Kamayan
Eat With Your Hands
Reserve our Kamayan Table on Thursdays & Fridays!
Kamayan means ‘eat with your hands’ in Tagalog. It is a pre-colonial style of communal eating, where the food is displayed on banana leaves instead of plates and is eaten with your hands. It is a stunning and colorful display of a variety of Filipino foods, and the experience is amplified by the opportunity to eat together in community.
You can now experience your very own kamayan in this unique and interactive dine-in experience at Harana Market. Our team will build your kamayan spread in front of you on your banana leaf-covered table. We will talk you through your full kamayan menu and show you how to eat with your hands. Eating with your hands connects you to the food and makes for an intimate experience with each ingredient.
Our Kamayan Menu is $70/person and includes
hot hand towel
at least three items from our best-sellers menu (sample items = bok choy, tofu sisig, fried chicken, lumpiang shanghai)
at least two items from our specials menu (sample items = barbecue skewers, daing na bangus (fried milkfish), sabow (soup), lechon kawali (crispy pork belly)
jasmine and garlic rice
fresh-cut fruits
a non-alcoholic drink of your choice
dessert
DETAILS
$70/person
Available Thursday & Friday from 4:30-8:00.
We can accommodate groups from 2-8.
We have a limited number of kamayan table seatings each day. Reservations encouraged.
Reservations will be taken on a first-come, first-served basis. To make a reservation, call 845-684-5835 during business hours or email hello@haranamarket.com with KAMAYAN RESERVATION (DATE) in the subject line.
DID YOU KNOW?
Kamayan was a common practice of eating in the Philippine islands before Spanish and American colonization.
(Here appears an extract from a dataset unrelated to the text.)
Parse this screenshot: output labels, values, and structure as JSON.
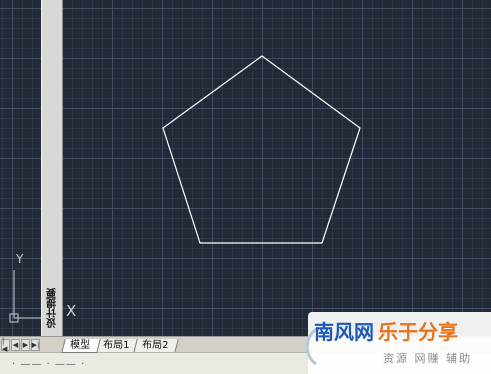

Both colonizers tried to discourage it - the Spanish quickly introduced forks, spoons, and plates to assimilate the Filipino population, and the Americans promoted eating with utensils to “civilize the culture..
“Although the tradition had been around for centuries, Kamayan disappeared among city dwellers and the Filipino intelligentsia during the Spanish and American colonization, as well as British occupation, up to post WW2. This was as Western etiquette deemed it ‘uncivilized’ to eat with your hands. A consciousness and resurgence of Kamayan started in the mid-seventies when Ray Bautista and Vic Vic Villavicencio opened an elegantly interiorized restaurant where one can indulge in this form of feasting,” says Gene Gonzalez. While it wasn’t a common occurrence, Kamayan soon became acceptable again and slowly made its way back into Filipino family traditions.” (Johnny Garmeson)
This offering of Kamayan should be seen as a form of resistance to colonialism and is a way to uphold the cultural traditions of our people.